La cuisine de l’actu assaisonnée au sens critique
Ludique, pédagogique et politique, la chronique « Mon Œil » représente aussi une révolution formelle à la télévision.
dans l’hebdo N° 1084 Acheter ce numéro
Ça fonctionne comme un rétroviseur, dans lequel se bouscule une mosaïque d’images. Depuis sa création et son premier numéro, en septembre 2007, « Mon Œil » regarde en arrière. La chronique ne balaye pas l’actualité de la semaine écoulée, elle repasse les plats. Avec ses filtres, son tire-bouchon, ses mixers, son shaker. Toute une batterie de cuisine jubilatoire pour livrer une chronique de quelques minutes, gavée d’ingrédients tranchés, retranchés, additionnés. Des images puisées dans la réalité nue des rushs, les archives, le débit Internet, la publicité, les voix de la communication, le tout négocié dans une brinquebale mise en musique, portée par un texte, une voix off. Sujet, verbe, complément et sautes d’humeur, intonations, partis pris. Après, c’est affaire de montage, jusqu’à prendre des allures de fiction. Si le décryptage est un plat qui se mange froid, « Mon Œil », racontant une histoire à la première personne, avec son début et son épilogue, vire implacable. Elle rend aux images ce qu’elles ont de pouvoir, entre collages, allusions et symboles. Elle martyrise le robinet coulant à flots.

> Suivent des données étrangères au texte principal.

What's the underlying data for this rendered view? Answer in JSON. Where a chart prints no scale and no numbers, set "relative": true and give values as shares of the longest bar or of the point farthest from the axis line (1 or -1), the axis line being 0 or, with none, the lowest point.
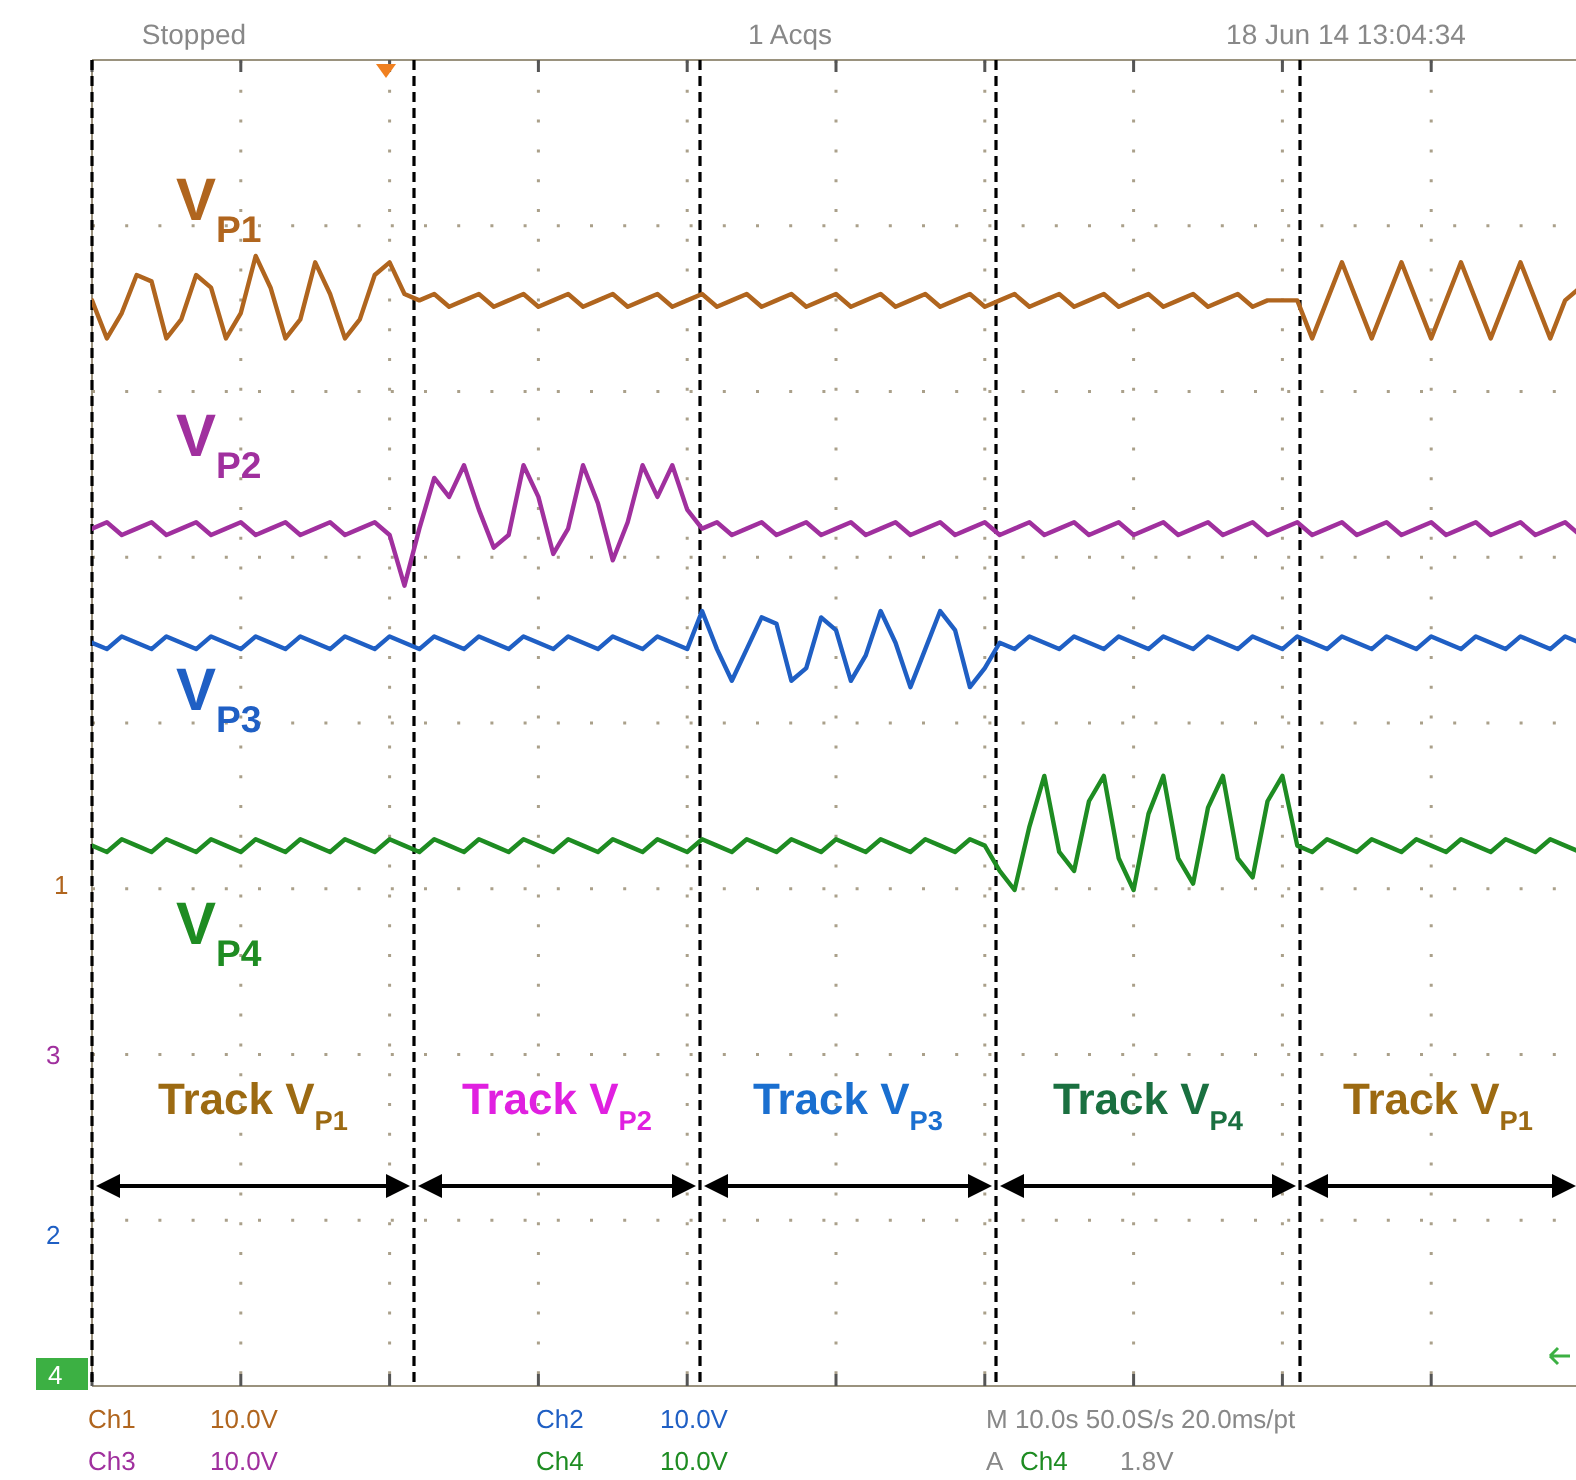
{
  "chart_data": {
    "type": "line",
    "relative": true,
    "categories": [
      null,
      null,
      null,
      null,
      null,
      null,
      null,
      null,
      null,
      null,
      null,
      null,
      null,
      null,
      null,
      null,
      null,
      null,
      null,
      null,
      null,
      null,
      null,
      null,
      null,
      null,
      null,
      null,
      null,
      null,
      null,
      null,
      null,
      null,
      null,
      null,
      null,
      null,
      null,
      null,
      null,
      null,
      null,
      null,
      null,
      null,
      null,
      null,
      null,
      null,
      null,
      null,
      null,
      null,
      null,
      null,
      null,
      null,
      null,
      null,
      null,
      null,
      null,
      null,
      null,
      null,
      null,
      null,
      null,
      null,
      null,
      null,
      null,
      null,
      null,
      null,
      null,
      null,
      null,
      null,
      null,
      null,
      null,
      null,
      null,
      null,
      null,
      null,
      null,
      null,
      null,
      null,
      null,
      null,
      null,
      null,
      null,
      null,
      null,
      null,
      null
    ],
    "grid": true,
    "line_style": "solid",
    "series": [
      {
        "name": "V$_{P1}$",
        "color": "#b0651e",
        "values": [
          0.93,
          0.87,
          0.91,
          0.97,
          0.96,
          0.87,
          0.9,
          0.97,
          0.95,
          0.87,
          0.91,
          1,
          0.95,
          0.87,
          0.9,
          0.99,
          0.94,
          0.87,
          0.9,
          0.97,
          0.99,
          0.94,
          0.93,
          0.94,
          0.92,
          0.93,
          0.94,
          0.92,
          0.93,
          0.94,
          0.92,
          0.93,
          0.94,
          0.92,
          0.93,
          0.94,
          0.92,
          0.93,
          0.94,
          0.92,
          0.93,
          0.94,
          0.92,
          0.93,
          0.94,
          0.92,
          0.93,
          0.94,
          0.92,
          0.93,
          0.94,
          0.92,
          0.93,
          0.94,
          0.92,
          0.93,
          0.94,
          0.92,
          0.93,
          0.94,
          0.92,
          0.93,
          0.94,
          0.92,
          0.93,
          0.94,
          0.92,
          0.93,
          0.94,
          0.92,
          0.93,
          0.94,
          0.92,
          0.93,
          0.94,
          0.92,
          0.93,
          0.94,
          0.92,
          0.93,
          0.93,
          0.93,
          0.87,
          0.93,
          0.99,
          0.93,
          0.87,
          0.93,
          0.99,
          0.93,
          0.87,
          0.93,
          0.99,
          0.93,
          0.87,
          0.93,
          0.99,
          0.93,
          0.87,
          0.93,
          0.95
        ]
      },
      {
        "name": "V$_{P2}$",
        "color": "#a0309e",
        "values": [
          0.57,
          0.58,
          0.56,
          0.57,
          0.58,
          0.56,
          0.57,
          0.58,
          0.56,
          0.57,
          0.58,
          0.56,
          0.57,
          0.58,
          0.56,
          0.57,
          0.58,
          0.56,
          0.57,
          0.58,
          0.56,
          0.48,
          0.57,
          0.65,
          0.62,
          0.67,
          0.6,
          0.54,
          0.56,
          0.67,
          0.62,
          0.53,
          0.57,
          0.67,
          0.61,
          0.52,
          0.58,
          0.67,
          0.62,
          0.67,
          0.6,
          0.57,
          0.58,
          0.56,
          0.57,
          0.58,
          0.56,
          0.57,
          0.58,
          0.56,
          0.57,
          0.58,
          0.56,
          0.57,
          0.58,
          0.56,
          0.57,
          0.58,
          0.56,
          0.57,
          0.58,
          0.56,
          0.57,
          0.58,
          0.56,
          0.57,
          0.58,
          0.56,
          0.57,
          0.58,
          0.56,
          0.57,
          0.58,
          0.56,
          0.57,
          0.58,
          0.56,
          0.57,
          0.58,
          0.56,
          0.57,
          0.58,
          0.56,
          0.57,
          0.58,
          0.56,
          0.57,
          0.58,
          0.56,
          0.57,
          0.58,
          0.56,
          0.57,
          0.58,
          0.56,
          0.57,
          0.58,
          0.56,
          0.57,
          0.58,
          0.56
        ]
      },
      {
        "name": "V$_{P3}$",
        "color": "#1f5fc4",
        "values": [
          0.39,
          0.38,
          0.4,
          0.39,
          0.38,
          0.4,
          0.39,
          0.38,
          0.4,
          0.39,
          0.38,
          0.4,
          0.39,
          0.38,
          0.4,
          0.39,
          0.38,
          0.4,
          0.39,
          0.38,
          0.4,
          0.39,
          0.38,
          0.4,
          0.39,
          0.38,
          0.4,
          0.39,
          0.38,
          0.4,
          0.39,
          0.38,
          0.4,
          0.39,
          0.38,
          0.4,
          0.39,
          0.38,
          0.4,
          0.39,
          0.38,
          0.44,
          0.38,
          0.33,
          0.38,
          0.43,
          0.42,
          0.33,
          0.35,
          0.43,
          0.41,
          0.33,
          0.37,
          0.44,
          0.39,
          0.32,
          0.38,
          0.44,
          0.41,
          0.32,
          0.35,
          0.39,
          0.38,
          0.4,
          0.39,
          0.38,
          0.4,
          0.39,
          0.38,
          0.4,
          0.39,
          0.38,
          0.4,
          0.39,
          0.38,
          0.4,
          0.39,
          0.38,
          0.4,
          0.39,
          0.38,
          0.4,
          0.39,
          0.38,
          0.4,
          0.39,
          0.38,
          0.4,
          0.39,
          0.38,
          0.4,
          0.39,
          0.38,
          0.4,
          0.39,
          0.38,
          0.4,
          0.39,
          0.38,
          0.4,
          0.39
        ]
      },
      {
        "name": "V$_{P4}$",
        "color": "#1e8c22",
        "values": [
          0.07,
          0.06,
          0.08,
          0.07,
          0.06,
          0.08,
          0.07,
          0.06,
          0.08,
          0.07,
          0.06,
          0.08,
          0.07,
          0.06,
          0.08,
          0.07,
          0.06,
          0.08,
          0.07,
          0.06,
          0.08,
          0.07,
          0.06,
          0.08,
          0.07,
          0.06,
          0.08,
          0.07,
          0.06,
          0.08,
          0.07,
          0.06,
          0.08,
          0.07,
          0.06,
          0.08,
          0.07,
          0.06,
          0.08,
          0.07,
          0.06,
          0.08,
          0.07,
          0.06,
          0.08,
          0.07,
          0.06,
          0.08,
          0.07,
          0.06,
          0.08,
          0.07,
          0.06,
          0.08,
          0.07,
          0.06,
          0.08,
          0.07,
          0.06,
          0.08,
          0.07,
          0.03,
          0,
          0.1,
          0.18,
          0.06,
          0.03,
          0.14,
          0.18,
          0.05,
          0,
          0.12,
          0.18,
          0.05,
          0.01,
          0.13,
          0.18,
          0.05,
          0.02,
          0.14,
          0.18,
          0.07,
          0.06,
          0.08,
          0.07,
          0.06,
          0.08,
          0.07,
          0.06,
          0.08,
          0.07,
          0.06,
          0.08,
          0.07,
          0.06,
          0.08,
          0.07,
          0.06,
          0.08,
          0.07,
          0.06
        ]
      }
    ],
    "annotations": [
      "Stopped",
      "1 Acqs",
      "18 Jun 14 13:04:34",
      "Ch1",
      "10.0V",
      "Ch3",
      "10.0V",
      "Ch2",
      "10.0V",
      "Ch4",
      "10.0V",
      "M 10.0s 50.0S/s 20.0ms/pt",
      "A",
      "Ch4",
      "1.8V",
      "1",
      "3",
      "2",
      "4",
      "Track V$_{P1}$",
      "Track V$_{P2}$",
      "Track V$_{P3}$",
      "Track V$_{P4}$",
      "Track V$_{P1}$"
    ]
  }
}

De quoi souligner tous les torts et travers des couleuvres qu’on ferait avaler au téléspectateur. Passent ainsi à la casserole les journaux télévisés, les talk-shows, les conférences de presse, les masses de reportages, d’une dépêche à l’autre. Ce qui fait l’actualité. Et l’information – qu’on veut bien donner.
Secondé par un assistant, un documentaliste en images, quatre monteurs, Michel Mompontet a l’expérience de l’image. La télévision est sa cuisine. Des années de politique étrangère, d’autres à « Envoyé spécial », confronté aux règles du magazine et du documentaire, puis le service culture de France 2. Et voilà maintenant plus de deux ans que la chronique enquille sur le journal de 13 heures du samedi, présenté par Laurent Delahousse. Avec un certain succès : l’audience s’est multipliée par deux depuis septembre 2007. Aujourd’hui, cette « case » du week-end rassemble entre 3,6 et 4 millions de téléspectateurs. Par les temps qui courent et galopent à perte, c’est rassurant.